De Lilah, la inundan: sus dientes perlados, su cabello adornado con un listón violeta y momentos efímeros de felicidad que le llegaban en forma de espasmos visuales, como la primera vez que la escuchó hablar, la primera caminata de cinco pasos, la primera subida al escenario y la primera vez que la vio bailar.

     También se le posa en la cabeza el recuerdo de Rita y todas las veces que le brindó ayuda. Planea escribirle una carta o llamarla por teléfono, deseando que la responda y oír su voz. Le invaden las ganas de expresarle su gratitud, sintiendo que hacía mucho tiempo que no tenía la oportunidad de hacerlo. Piensa en todas las circunstancias que pasaron juntas desde la niñez. Piensa en lo rápido que la vida se le escapó de las manos y en el suspiro que le dio el tiempo, en una forma de burla agria de la cual está cansada.

     Ahora deja atrás el plato de comida a medio comer, se adentra al pasillo, percibiendo el peso de cada pisada mientras su cabello oscuro se balancea con el movimiento. Al llegar a la cocina, se detiene ante la imagen desgarradora de su hijo sollozando.

     Opta por seguir su camino sin ofrecer consuelo.

     A pesar del dolor que siente al escuchar los intentos de su hijo por respirar entre lamentos, decide dejarlo llorar. Si intenta consolarlo, teme de que él podría interpretarlo como una señal de que reprima su tristeza, y le ha costado mucho mostrar su vulnerabilidad ante ella.
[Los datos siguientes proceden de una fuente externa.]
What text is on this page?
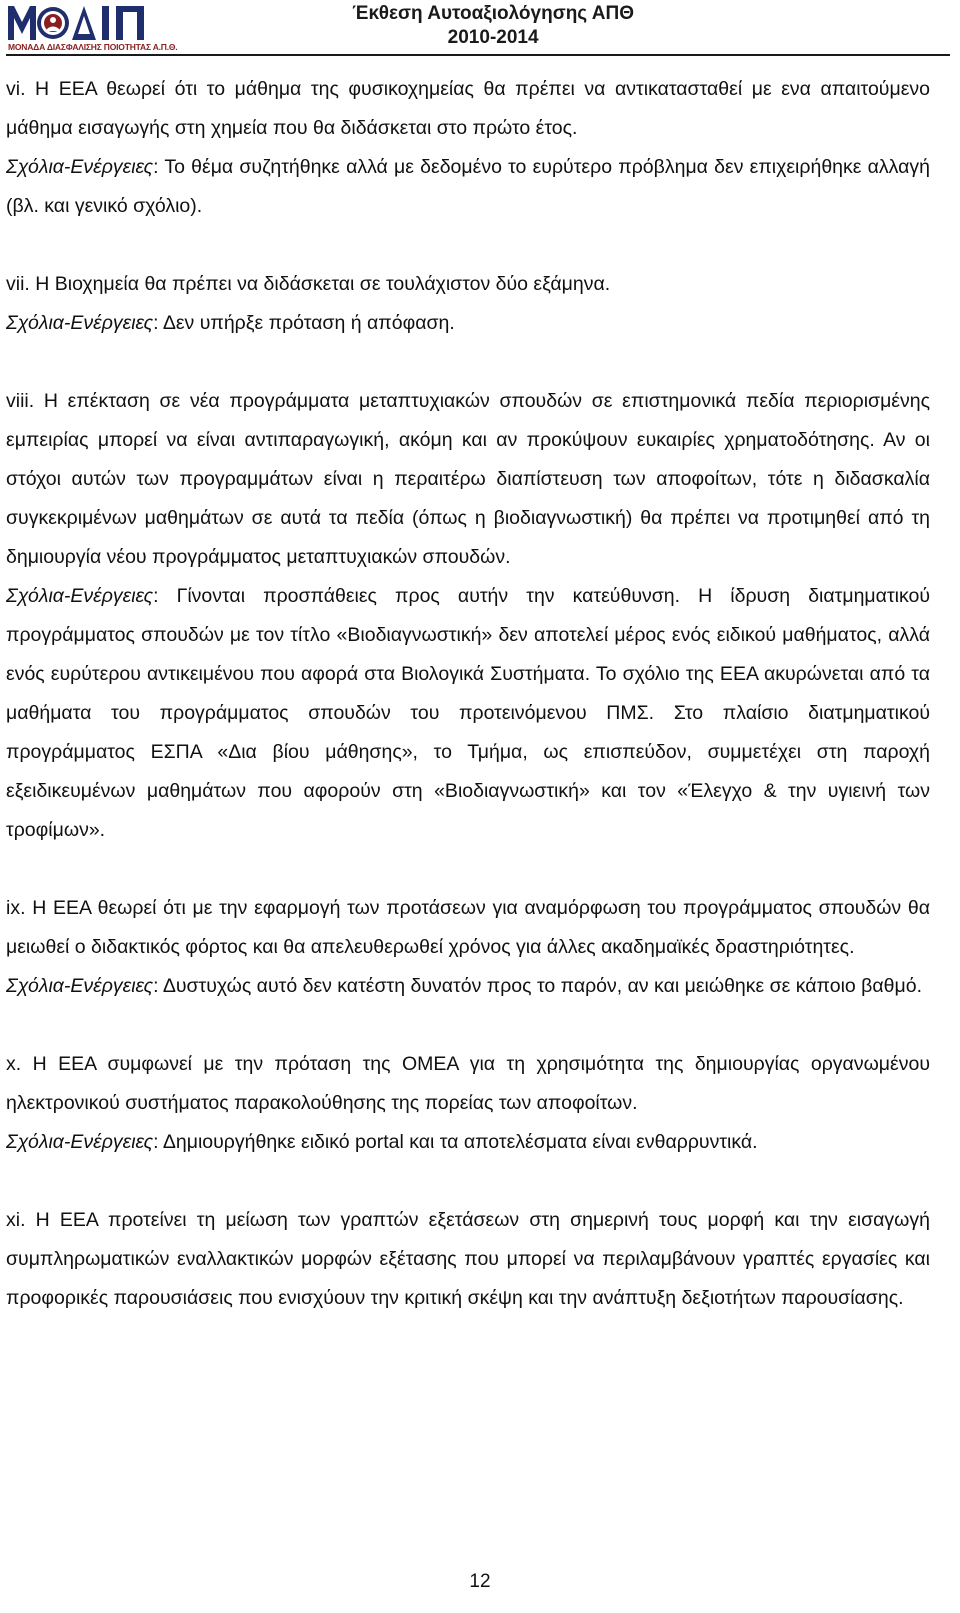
ΜΟΝΑΔΑ ΔΙΑΣΦΑΛΙΣΗΣ ΠΟΙΟΤΗΤΑΣ Α.Π.Θ.
Έκθεση Αυτοαξιολόγησης ΑΠΘ
2010-2014

vi. Η ΕΕΑ θεωρεί ότι το μάθημα της φυσικοχημείας θα πρέπει να αντικατασταθεί με ενα απαιτούμενο μάθημα εισαγωγής στη χημεία που θα διδάσκεται στο πρώτο έτος.

Σχόλια-Ενέργειες: Το θέμα συζητήθηκε αλλά με δεδομένο το ευρύτερο πρόβλημα δεν επιχειρήθηκε αλλαγή (βλ. και γενικό σχόλιο).

vii. Η Βιοχημεία θα πρέπει να διδάσκεται σε τουλάχιστον δύο εξάμηνα.

Σχόλια-Ενέργειες: Δεν υπήρξε πρόταση ή απόφαση.

viii. Η επέκταση σε νέα προγράμματα μεταπτυχιακών σπουδών σε επιστημονικά πεδία περιορισμένης εμπειρίας μπορεί να είναι αντιπαραγωγική, ακόμη και αν προκύψουν ευκαιρίες χρηματοδότησης. Αν οι στόχοι αυτών των προγραμμάτων είναι η περαιτέρω διαπίστευση των αποφοίτων, τότε η διδασκαλία συγκεκριμένων μαθημάτων σε αυτά τα πεδία (όπως η βιοδιαγνωστική) θα πρέπει να προτιμηθεί από τη δημιουργία νέου προγράμματος μεταπτυχιακών σπουδών.

Σχόλια-Ενέργειες: Γίνονται προσπάθειες προς αυτήν την κατεύθυνση. Η ίδρυση διατμηματικού προγράμματος σπουδών με τον τίτλο «Βιοδιαγνωστική» δεν αποτελεί μέρος ενός ειδικού μαθήματος, αλλά ενός ευρύτερου αντικειμένου που αφορά στα Βιολογικά Συστήματα. Το σχόλιο της ΕΕΑ ακυρώνεται από τα μαθήματα του προγράμματος σπουδών του προτεινόμενου ΠΜΣ. Στο πλαίσιο διατμηματικού προγράμματος ΕΣΠΑ «Δια βίου μάθησης», το Τμήμα, ως επισπεύδον, συμμετέχει στη παροχή εξειδικευμένων μαθημάτων που αφορούν στη «Βιοδιαγνωστική» και τον «Έλεγχο & την υγιεινή των τροφίμων».

ix. Η ΕΕΑ θεωρεί ότι με την εφαρμογή των προτάσεων για αναμόρφωση του προγράμματος σπουδών θα μειωθεί ο διδακτικός φόρτος και θα απελευθερωθεί χρόνος για άλλες ακαδημαϊκές δραστηριότητες.

Σχόλια-Ενέργειες: Δυστυχώς αυτό δεν κατέστη δυνατόν προς το παρόν, αν και μειώθηκε σε κάποιο βαθμό.

x. Η ΕΕΑ συμφωνεί με την πρόταση της ΟΜΕΑ για τη χρησιμότητα της δημιουργίας οργανωμένου ηλεκτρονικού συστήματος παρακολούθησης της πορείας των αποφοίτων.

Σχόλια-Ενέργειες: Δημιουργήθηκε ειδικό portal και τα αποτελέσματα είναι ενθαρρυντικά.

xi. Η ΕΕΑ προτείνει τη μείωση των γραπτών εξετάσεων στη σημερινή τους μορφή και την εισαγωγή συμπληρωματικών εναλλακτικών μορφών εξέτασης που μπορεί να περιλαμβάνουν γραπτές εργασίες και προφορικές παρουσιάσεις που ενισχύουν την κριτική σκέψη και την ανάπτυξη δεξιοτήτων παρουσίασης.

12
Además, reconoce que la situación amerita un poco de llanto y aunque ella misma tiene ganas de hacerlo, continúa su recorrido.

     Al entrar a la oficina de su padre y tomar asiento en el taburete, recibe esa conexión que hace unos años había dejado de sentir. Esa adrenalina que toma prisionera a la sangre de sus venas, que la obliga a plantarse a tierra y a luchar.

     Toma entre sus dedos la brocha.

     Analiza el lienzo que está frente a ella, inconcluso. Ha olvidado lo que sentía en el momento en el que lo pintó por última vez.

     Hay una fina capa de polvo que descansa encima de su obra y sopla, se hace un torbellino de partícula gris que se aleja, se disipa.

     Va a intentarlo.

     Entonces su mano ya arrugada, traza la primera línea.